Falei de alguns nomes de uma geração de ouro. Por falta de tempo, não posso falar tanto de outros nomes da geração que se seguiu. Mas sempre digo que, passados três anos de abrir a Biblioteca, nascia João Gaspar Simões, formado em Direito em Coimbra, o escritor e ensaísta que tanto marcou o Portugal literário do século XX, que, num registo, retratou a Figueira em escritos ficcionais (veja-se Uma História de Província: I parte — Amores Infelizes, 1934), e que, noutro registo, de editor e crítico, teve uma quota parte na revelação de Fernando Pessoa a Portugal e ao mundo. E, passados quatro anos, nascia, embora não aqui mas em Alter, no Alentejo, Joaquim Namorado, formado em Matemática pela Universidade de Coimbra, professor de Matemática impedido pelo Estado Novo de exercer a sua profissão e poeta “incómodo”, de cujo convívio tive o benefício de desfrutar, e que tomou a Figueira da Foz como sua terra adoptiva a ponto de dizer que o seu sonho político era ser presidente da junta de freguesia de S. Julião, na Figueira... Num poema intitulado "Mania das Grandezas" escreveu ironicamente "Talvez ainda venha a ser Presidente da República", mas, na vida real, não queria mais do que ser presidente dessa junta à beira-mar plantada. Entre o espólio do Instituto de Coimbra encontraram-se vários papéis dele, pois colaborou na última fase da revista O Instituto (hoje totalmente digitalizada) assim como o fez, ao longo de muitos mais anos, na revista Vértice.

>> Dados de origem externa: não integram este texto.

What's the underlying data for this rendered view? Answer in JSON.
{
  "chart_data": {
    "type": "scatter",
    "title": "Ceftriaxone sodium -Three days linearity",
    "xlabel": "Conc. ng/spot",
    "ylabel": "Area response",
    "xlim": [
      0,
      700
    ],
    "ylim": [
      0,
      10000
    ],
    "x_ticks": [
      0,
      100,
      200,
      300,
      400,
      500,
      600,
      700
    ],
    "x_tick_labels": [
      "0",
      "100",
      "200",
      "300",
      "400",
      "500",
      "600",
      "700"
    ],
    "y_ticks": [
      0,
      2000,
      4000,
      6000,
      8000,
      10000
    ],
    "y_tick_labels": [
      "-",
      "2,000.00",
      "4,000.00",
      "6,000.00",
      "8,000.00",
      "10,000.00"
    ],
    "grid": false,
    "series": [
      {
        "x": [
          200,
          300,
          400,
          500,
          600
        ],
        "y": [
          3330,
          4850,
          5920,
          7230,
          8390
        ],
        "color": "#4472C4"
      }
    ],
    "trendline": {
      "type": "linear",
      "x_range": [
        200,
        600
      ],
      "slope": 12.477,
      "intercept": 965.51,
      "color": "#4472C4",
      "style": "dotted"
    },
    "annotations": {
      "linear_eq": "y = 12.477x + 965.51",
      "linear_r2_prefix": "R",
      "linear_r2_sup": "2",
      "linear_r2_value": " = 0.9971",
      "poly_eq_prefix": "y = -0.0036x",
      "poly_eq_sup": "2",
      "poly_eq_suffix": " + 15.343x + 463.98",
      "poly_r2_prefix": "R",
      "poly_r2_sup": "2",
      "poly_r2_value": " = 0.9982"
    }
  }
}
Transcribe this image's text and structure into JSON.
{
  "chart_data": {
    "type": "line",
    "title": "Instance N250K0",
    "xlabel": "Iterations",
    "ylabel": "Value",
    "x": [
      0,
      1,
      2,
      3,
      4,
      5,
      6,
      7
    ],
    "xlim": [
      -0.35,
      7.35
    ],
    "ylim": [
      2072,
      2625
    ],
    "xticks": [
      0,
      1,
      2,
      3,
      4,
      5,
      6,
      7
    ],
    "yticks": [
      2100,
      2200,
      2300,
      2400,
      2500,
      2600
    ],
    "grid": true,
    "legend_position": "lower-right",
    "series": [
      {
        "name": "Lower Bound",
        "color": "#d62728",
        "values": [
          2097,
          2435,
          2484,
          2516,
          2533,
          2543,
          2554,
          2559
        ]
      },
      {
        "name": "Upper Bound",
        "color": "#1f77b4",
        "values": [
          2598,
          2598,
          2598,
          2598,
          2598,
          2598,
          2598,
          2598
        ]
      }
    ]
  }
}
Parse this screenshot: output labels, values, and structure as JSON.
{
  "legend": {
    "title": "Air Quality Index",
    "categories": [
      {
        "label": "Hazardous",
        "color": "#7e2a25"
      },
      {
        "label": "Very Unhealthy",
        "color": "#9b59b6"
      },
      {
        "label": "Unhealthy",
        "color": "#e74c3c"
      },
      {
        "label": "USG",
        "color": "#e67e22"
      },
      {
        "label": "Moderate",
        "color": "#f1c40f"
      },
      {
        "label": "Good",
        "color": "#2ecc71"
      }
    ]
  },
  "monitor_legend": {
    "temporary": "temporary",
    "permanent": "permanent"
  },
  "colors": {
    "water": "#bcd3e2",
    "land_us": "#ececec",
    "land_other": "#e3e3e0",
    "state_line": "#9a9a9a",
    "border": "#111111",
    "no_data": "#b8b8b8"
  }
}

Todos esses autores e outros estão, dentro das capas dos seus livros, à disposição do público nesta e noutras Bibliotecas. Estão, portanto, à nossa disposição. Muito mais podia ser dito sobre eles, mas o melhor é procurá-los nos livros que eles nos deixaram.

2 comentários:

Paisano disse...

Relativamente à data de 27 de Junho de 1798 acerca do Batalhão Académico e as invasões francesas deve existir qualquer falha, ou melhor dizendo, uma gralha (pássaro bisnau e negro que se entretem a invadir os escritos).

A corte portuguesa abandonou Lisboa para o Brasil nos finais de 1806 quando a primeira invasão napoleónica, comandada por Junot, entrou na capital, ficando a ver navios do alto de Santa Catarina.

O primeiro movimento de revolta contra as arbitrariedades do consulado de Junot deu-se em Olhão no dia 16 de Junho de 1808.

Logo a seguir também houve movimentos revolucionários no Norte (Porto) e Centro do País.

De Rerum Natura disse...

Foi gralha, de facto. Já emendei para 1808. Muito obrigado!